Chapitre 17 : L'île damnée


Publié le 03/03/2014 à 22:31:37 par Loiseau

[c]Duc

L’île damnée[/c]



Depuis la création de l’Apostolat j’ai vu un certain nombre de choses affreuses, violentes ou contrenatures, me créant ainsi une carapace psychologique me permettant de résister lorsque je suis confronté à une scène à la limite du soutenable, comme par exemple les exécutions publiques Christopoliennes, les Écorchés de Sao Paulo ou Vellere au réveil. Mais rien au monde ne peut préparer psychologiquement à l’Australie. Me voici donc embusqué derrière un mur à moitié écroulé, contemplant quelque chose que je ne voulais pas, ni n’aurais dû contempler.
En face de moi, dans les décombres de ce qui devait autrefois être un bar, se tient Radovan Vesela, dit « La Mâchoire », l’un des criminels les plus recherchés au monde. Je ne suis pas spécialement surpris de le voir à Sydney. Les ruines abritent un grand nombre de dégénérés en tous genres. Certains sont là pour échapper à la justice, d’autres pour se défouler selon leur bon plaisir, d’autres encore car ils sont persuadés que l’Australie, « l’Île Damnée », est en fait un temple ancestral gigantesque dissimulant les dieux. Vesela fait partie des trois. Et il est pour l’heure en train de pratiquer ce qu’il sait faire de mieux : la mastication.

Radovan Vesela est connu internationalement pour son goût immodéré pour l’ultraviolence, la torture, les lames en dents de scie et la chair humaine. Dans un monde aussi décadent que le nôtre, ce n’est pas si choquant. Ce qui l’est plus, c’est que les cadavres de ses victimes étaient toujours retrouvés en totalité, bien qu’en plusieurs morceaux. Vesela diffère en cela des autres cannibales qui ont pour habitude d’emporter quelques pièces de viande chez eux après le meurtre : plutôt que de dévorer la chair, il préfère la mâcher. Pendant que sa proie est encore vivante.

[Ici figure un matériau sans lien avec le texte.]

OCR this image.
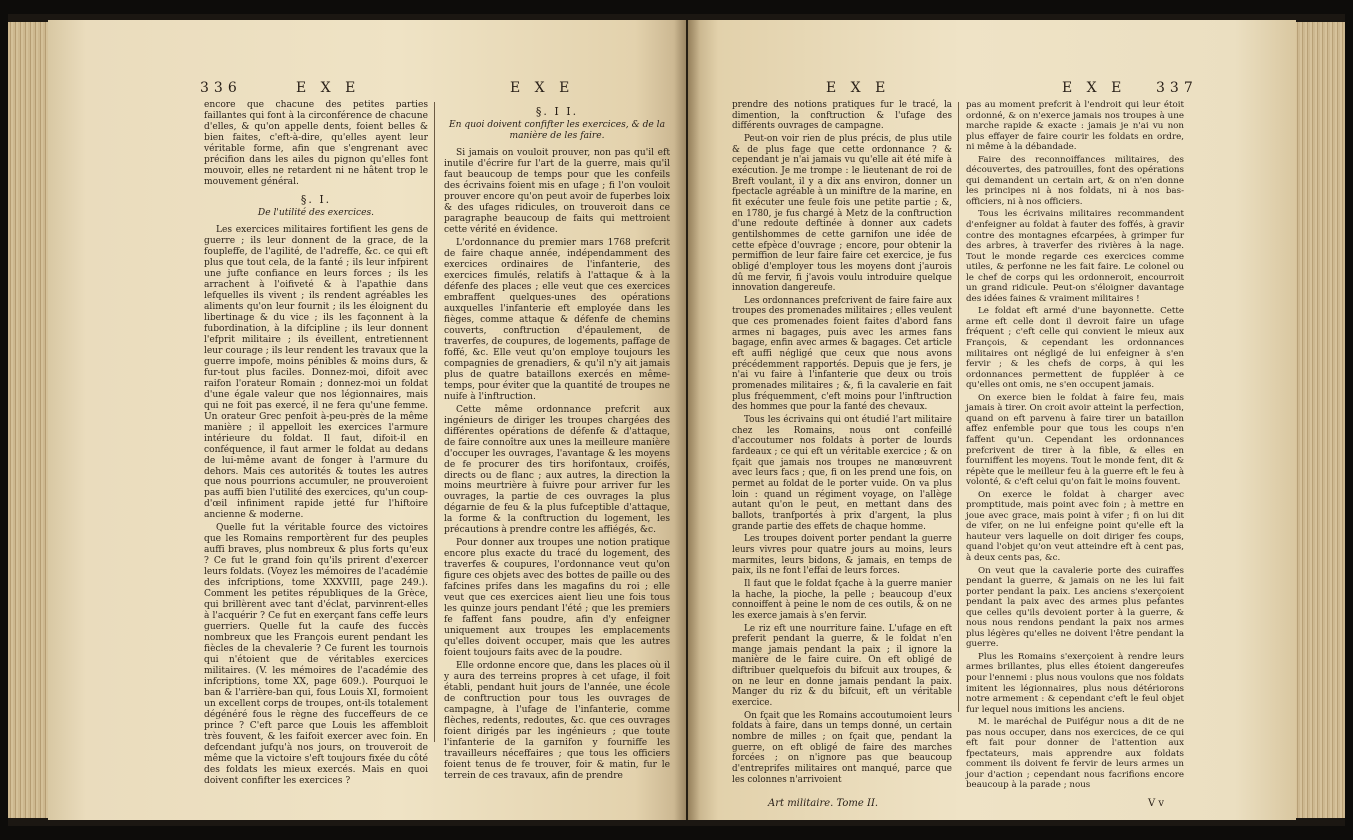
336	E X E	E X E

encore que chacune des petites parties faillantes qui font à la circonférence de chacune d'elles, & qu'on appelle dents, foient belles & bien faites, c'eft-à-dire, qu'elles ayent leur véritable forme, afin que s'engrenant avec précifion dans les ailes du pignon qu'elles font mouvoir, elles ne retardent ni ne hâtent trop le mouvement général.

§. I.
De l'utilité des exercices.

Les exercices militaires fortifient les gens de guerre ; ils leur donnent de la grace, de la foupleffe, de l'agilité, de l'adreffe, &c. ce qui eft plus que tout cela, de la fanté ; ils leur infpirent une jufte confiance en leurs forces ; ils les arrachent à l'oifiveté & à l'apathie dans lefquelles ils vivent ; ils rendent agréables les aliments qu'on leur fournit ; ils les éloignent du libertinage & du vice ; ils les façonnent à la fubordination, à la difcipline ; ils leur donnent l'efprit militaire ; ils éveillent, entretiennent leur courage ; ils leur rendent les travaux que la guerre impofe, moins pénibles & moins durs, & fur-tout plus faciles. Donnez-moi, difoit avec raifon l'orateur Romain ; donnez-moi un foldat d'une égale valeur que nos légionnaires, mais qui ne foit pas exercé, il ne fera qu'une femme. Un orateur Grec penfoit à-peu-près de la même manière ; il appelloit les exercices l'armure intérieure du foldat. Il faut, difoit-il en conféquence, il faut armer le foldat au dedans de lui-même avant de fonger à l'armure du dehors. Mais ces autorités & toutes les autres que nous pourrions accumuler, ne prouveroient pas auffi bien l'utilité des exercices, qu'un coup-d'œil infiniment rapide jetté fur l'hiftoire ancienne & moderne.

Quelle fut la véritable fource des victoires que les Romains remportèrent fur des peuples auffi braves, plus nombreux & plus forts qu'eux ? Ce fut le grand foin qu'ils prirent d'exercer leurs foldats. (Voyez les mémoires de l'académie des infcriptions, tome XXXVIII, page 249.). Comment les petites républiques de la Grèce, qui brillèrent avec tant d'éclat, parvinrent-elles à l'acquérir ? Ce fut en exerçant fans ceffe leurs guerriers. Quelle fut la caufe des fuccès nombreux que les François eurent pendant les fiècles de la chevalerie ? Ce furent les tournois qui n'étoient que de véritables exercices militaires. (V. les mémoires de l'académie des infcriptions, tome XX, page 609.). Pourquoi le ban & l'arrière-ban qui, fous Louis XI, formoient un excellent corps de troupes, ont-ils totalement dégénéré fous le règne des fucceffeurs de ce prince ? C'eft parce que Louis les affembloit très fouvent, & les faifoit exercer avec foin. En defcendant jufqu'à nos jours, on trouveroit de même que la victoire s'eft toujours fixée du côté des foldats les mieux exercés. Mais en quoi doivent confifter les exercices ?

§. I I.
En quoi doivent confifter les exercices, & de la manière de les faire.

Si jamais on vouloit prouver, non pas qu'il eft inutile d'écrire fur l'art de la guerre, mais qu'il faut beaucoup de temps pour que les confeils des écrivains foient mis en ufage ; fi l'on vouloit prouver encore qu'on peut avoir de fuperbes loix & des ufages ridicules, on trouveroit dans ce paragraphe beaucoup de faits qui mettroient cette vérité en évidence.

L'ordonnance du premier mars 1768 prefcrit de faire chaque année, indépendamment des exercices ordinaires de l'infanterie, des exercices fimulés, relatifs à l'attaque & à la défenfe des places ; elle veut que ces exercices embraffent quelques-unes des opérations auxquelles l'infanterie eft employée dans les fièges, comme attaque & défenfe de chemins couverts, conftruction d'épaulement, de traverfes, de coupures, de logements, paffage de foffé, &c. Elle veut qu'on employe toujours les compagnies de grenadiers, & qu'il n'y ait jamais plus de quatre bataillons exercés en même-temps, pour éviter que la quantité de troupes ne nuife à l'inftruction.

Cette même ordonnance prefcrit aux ingénieurs de diriger les troupes chargées des différentes opérations de défenfe & d'attaque, de faire connoître aux unes la meilleure manière d'occuper les ouvrages, l'avantage & les moyens de fe procurer des tirs horifontaux, croifés, directs ou de flanc ; aux autres, la direction la moins meurtrière à fuivre pour arriver fur les ouvrages, la partie de ces ouvrages la plus dégarnie de feu & la plus fufceptible d'attaque, la forme & la conftruction du logement, les précautions à prendre contre les affiégés, &c.

Pour donner aux troupes une notion pratique encore plus exacte du tracé du logement, des traverfes & coupures, l'ordonnance veut qu'on figure ces objets avec des bottes de paille ou des fafcines prifes dans les magafins du roi ; elle veut que ces exercices aient lieu une fois tous les quinze jours pendant l'été ; que les premiers fe faffent fans poudre, afin d'y enfeigner uniquement aux troupes les emplacements qu'elles doivent occuper, mais que les autres foient toujours faits avec de la poudre.

Elle ordonne encore que, dans les places où il y aura des terreins propres à cet ufage, il foit établi, pendant huit jours de l'année, une école de conftruction pour tous les ouvrages de campagne, à l'ufage de l'infanterie, comme flèches, redents, redoutes, &c. que ces ouvrages foient dirigés par les ingénieurs ; que toute l'infanterie de la garnifon y fourniffe les travailleurs néceffaires ; que tous les officiers foient tenus de fe trouver, foir & matin, fur le terrein de ces travaux, afin de prendre

E X E	E X E 337

prendre des notions pratiques fur le tracé, la dimention, la conftruction & l'ufage des différents ouvrages de campagne.

Peut-on voir rien de plus précis, de plus utile & de plus fage que cette ordonnance ? & cependant je n'ai jamais vu qu'elle ait été mife à exécution. Je me trompe : le lieutenant de roi de Breft voulant, il y a dix ans environ, donner un fpectacle agréable à un miniftre de la marine, en fit exécuter une feule fois une petite partie ; &, en 1780, je fus chargé à Metz de la conftruction d'une redoute deftinée à donner aux cadets gentilshommes de cette garnifon une idée de cette efpèce d'ouvrage ; encore, pour obtenir la permiffion de leur faire faire cet exercice, je fus obligé d'employer tous les moyens dont j'aurois dû me fervir, fi j'avois voulu introduire quelque innovation dangereufe.

Les ordonnances prefcrivent de faire faire aux troupes des promenades militaires ; elles veulent que ces promenades foient faites d'abord fans armes ni bagages, puis avec les armes fans bagage, enfin avec armes & bagages. Cet article eft auffi négligé que ceux que nous avons précédemment rapportés. Depuis que je fers, je n'ai vu faire à l'infanterie que deux ou trois promenades militaires ; &, fi la cavalerie en fait plus fréquemment, c'eft moins pour l'inftruction des hommes que pour la fanté des chevaux.

Tous les écrivains qui ont étudié l'art militaire chez les Romains, nous ont confeillé d'accoutumer nos foldats à porter de lourds fardeaux ; ce qui eft un véritable exercice ; & on fçait que jamais nos troupes ne manœuvrent avec leurs facs ; que, fi on les prend une fois, on permet au foldat de le porter vuide. On va plus loin : quand un régiment voyage, on l'allège autant qu'on le peut, en mettant dans des ballots, tranfportés à prix d'argent, la plus grande partie des effets de chaque homme.

Les troupes doivent porter pendant la guerre leurs vivres pour quatre jours au moins, leurs marmites, leurs bidons, & jamais, en temps de paix, ils ne font l'effai de leurs forces.

Il faut que le foldat fçache à la guerre manier la hache, la pioche, la pelle ; beaucoup d'eux connoiffent à peine le nom de ces outils, & on ne les exerce jamais à s'en fervir.

Le riz eft une nourriture faine. L'ufage en eft preferit pendant la guerre, & le foldat n'en mange jamais pendant la paix ; il ignore la manière de le faire cuire. On eft obligé de diftribuer quelquefois du bifcuit aux troupes, & on ne leur en donne jamais pendant la paix. Manger du riz & du bifcuit, eft un véritable exercice.

On fçait que les Romains accoutumoient leurs foldats à faire, dans un temps donné, un certain nombre de milles ; on fçait que, pendant la guerre, on eft obligé de faire des marches forcées ; on n'ignore pas que beaucoup d'entreprifes militaires ont manqué, parce que les colonnes n'arrivoient

Art militaire. Tome II.

pas au moment prefcrit à l'endroit qui leur étoit ordonné, & on n'exerce jamais nos troupes à une marche rapide & exacte : jamais je n'ai vu non plus effayer de faire courir les foldats en ordre, ni même à la débandade.

Faire des reconnoiffances militaires, des découvertes, des patrouilles, font des opérations qui demandent un certain art, & on n'en donne les principes ni à nos foldats, ni à nos bas-officiers, ni à nos officiers.

Tous les écrivains militaires recommandent d'enfeigner au foldat à fauter des foffés, à gravir contre des montagnes efcarpées, à grimper fur des arbres, à traverfer des rivières à la nage. Tout le monde regarde ces exercices comme utiles, & perfonne ne les fait faire. Le colonel ou le chef de corps qui les ordonneroit, encourroit un grand ridicule. Peut-on s'éloigner davantage des idées faines & vraiment militaires !

Le foldat eft armé d'une bayonnette. Cette arme eft celle dont il devroit faire un ufage fréquent ; c'eft celle qui convient le mieux aux François, & cependant les ordonnances militaires ont négligé de lui enfeigner à s'en fervir ; & les chefs de corps, à qui les ordonnances permettent de fuppléer à ce qu'elles ont omis, ne s'en occupent jamais.

On exerce bien le foldat à faire feu, mais jamais à tirer. On croit avoir atteint la perfection, quand on eft parvenu à faire tirer un bataillon affez enfemble pour que tous les coups n'en faffent qu'un. Cependant les ordonnances prefcrivent de tirer à la fible, & elles en fourniffent les moyens. Tout le monde fent, dit & répète que le meilleur feu à la guerre eft le feu à volonté, & c'eft celui qu'on fait le moins fouvent.

On exerce le foldat à charger avec promptitude, mais point avec foin ; à mettre en joue avec grace, mais point à vifer ; fi on lui dit de vifer, on ne lui enfeigne point qu'elle eft la hauteur vers laquelle on doit diriger fes coups, quand l'objet qu'on veut atteindre eft à cent pas, à deux cents pas, &c.

On veut que la cavalerie porte des cuiraffes pendant la guerre, & jamais on ne les lui fait porter pendant la paix. Les anciens s'exerçoient pendant la paix avec des armes plus pefantes que celles qu'ils devoient porter à la guerre, & nous nous rendons pendant la paix nos armes plus légères qu'elles ne doivent l'être pendant la guerre.

Plus les Romains s'exerçoient à rendre leurs armes brillantes, plus elles étoient dangereufes pour l'ennemi : plus nous voulons que nos foldats imitent les légionnaires, plus nous détériorons notre armement : & cependant c'eft le feul objet fur lequel nous imitions les anciens.

M. le maréchal de Puifégur nous a dit de ne pas nous occuper, dans nos exercices, de ce qui eft fait pour donner de l'attention aux fpectateurs, mais apprendre aux foldats comment ils doivent fe fervir de leurs armes un jour d'action ; cependant nous facrifions encore beaucoup à la parade ; nous

V v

J’ai donc en face de moi un homme dont la tête est mise à prix pour plusieurs millions de dollars et qui se livre à un viol mêlé de machouillâge intensif sur un cadavre décapité, en grande partie décomposé et, selon moi, pas totalement humain. Pas totalement animal non plus, par ailleurs.
Transcendant un désir soudain de me déverser de l’acide dans les yeux, je recule lentement et détache le fusil que je porte dans le dos. A cette distance, impossible de le fumer. Mon fusil est plutôt prévu pour déchiqueter à bout portant. D’un autre côté, me rapprocher de l’assassin n’est pas dans mes intentions. D’une part je ne sais pas s’il est armé ou non, d’autre part son apparence générale, sa saleté évidente et les bouts de métal enfoncés dans ses gencives en guise de dents me font penser que je pourrais choper une maladie mortelle rien qu’en respirant un peu trop près de lui.

Un bruit me fait tourner la tête vers les gravats derrière moi. Rien. Du moins en apparence. J’enfile mon masque d’Apôtre et regarde à nouveau. Quelqu’un en tenue de camouflage parfaitement adaptée au gris béton de la ville en ruines se tient là. Et il braque un long fusil de précision dans ma direction. Au loin une explosion retentit. Le tireur sursaute et recule précipitamment, un autre bruit me fait à nouveau faire volte-face et je dois retenir un cri.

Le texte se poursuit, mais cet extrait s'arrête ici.